Maryland among top five for Utah transfer Both Gach, if he withdraws from NBA Draft

Maryland basketball is among Utah transfer Both Gach's final five schools, he announced via Twitter on Tuesday.

Creighton, Iowa State, Auburn and Minnesota are the other four teams on his list. Gach, who entered his name into the transfer portal in May after his sophomore season at Utah, averaged 10.7 points and 3.6 rebounds during the 2019-20 season. 

Should Gach choose Maryland, the 6-foot-7 guard could immediately help a Terps roster that has lost a majority of its primary ball handlers and missed out on several transfers and recruits. Additionally, his size would allow him to potentially play the three or four as well, that is if he is granted immediate eligibility. 

However, the Terps aren't just competing with four other college programs for Gach, but the NBA as well.

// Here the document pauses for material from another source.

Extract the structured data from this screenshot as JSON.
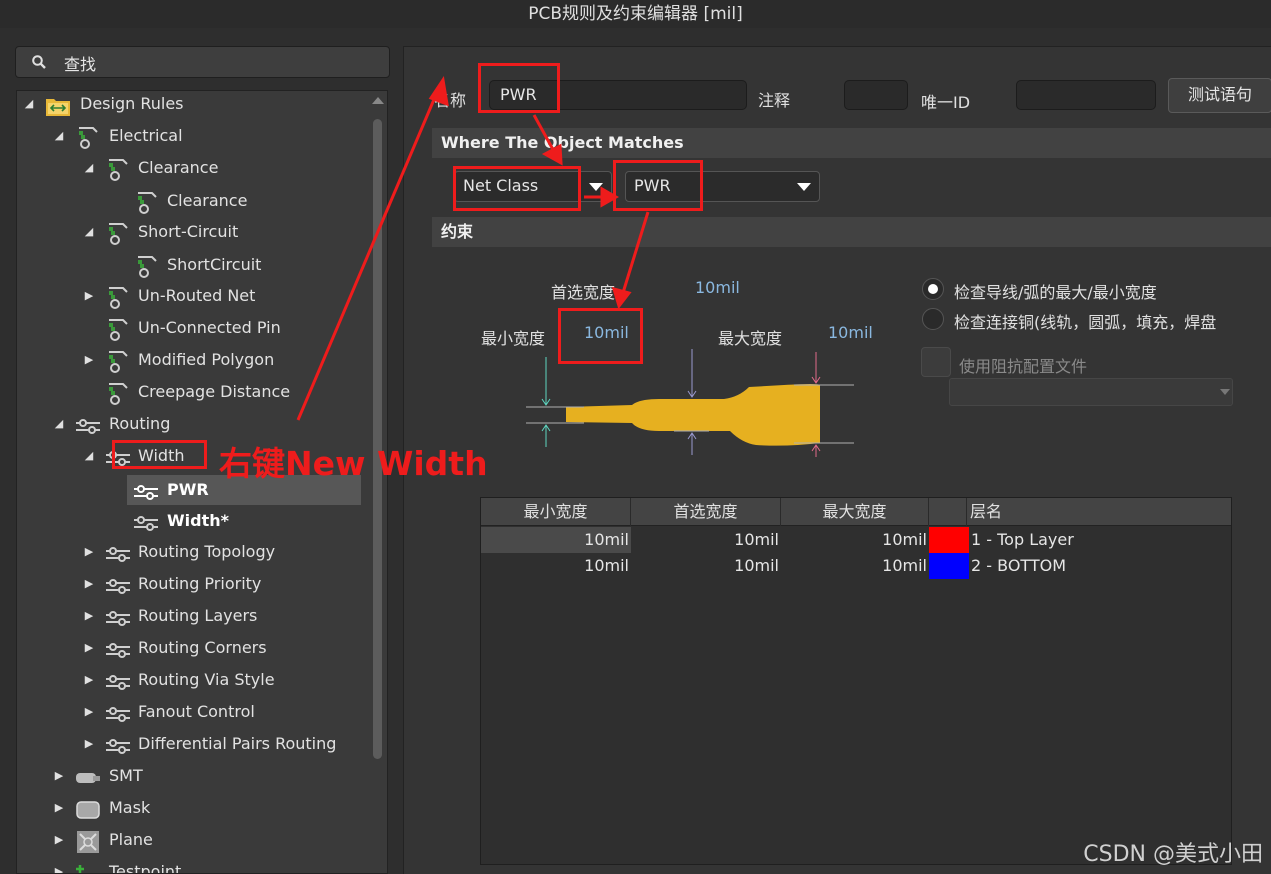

Gach had entered his name into the NBA Draft in early April. Typically by this time, players would either withdraw and maintain eligibility or continue on to the pros. Due to the coronavirus pandemic pausing the NBA season, things are a little different for 2020. The deadline for players to withdraw is undetermined at this time and will likely be influenced by the league's date of resumption.

Until that happens, it could be a waiting game between Gach, the Terps and other teams involved in his final decision.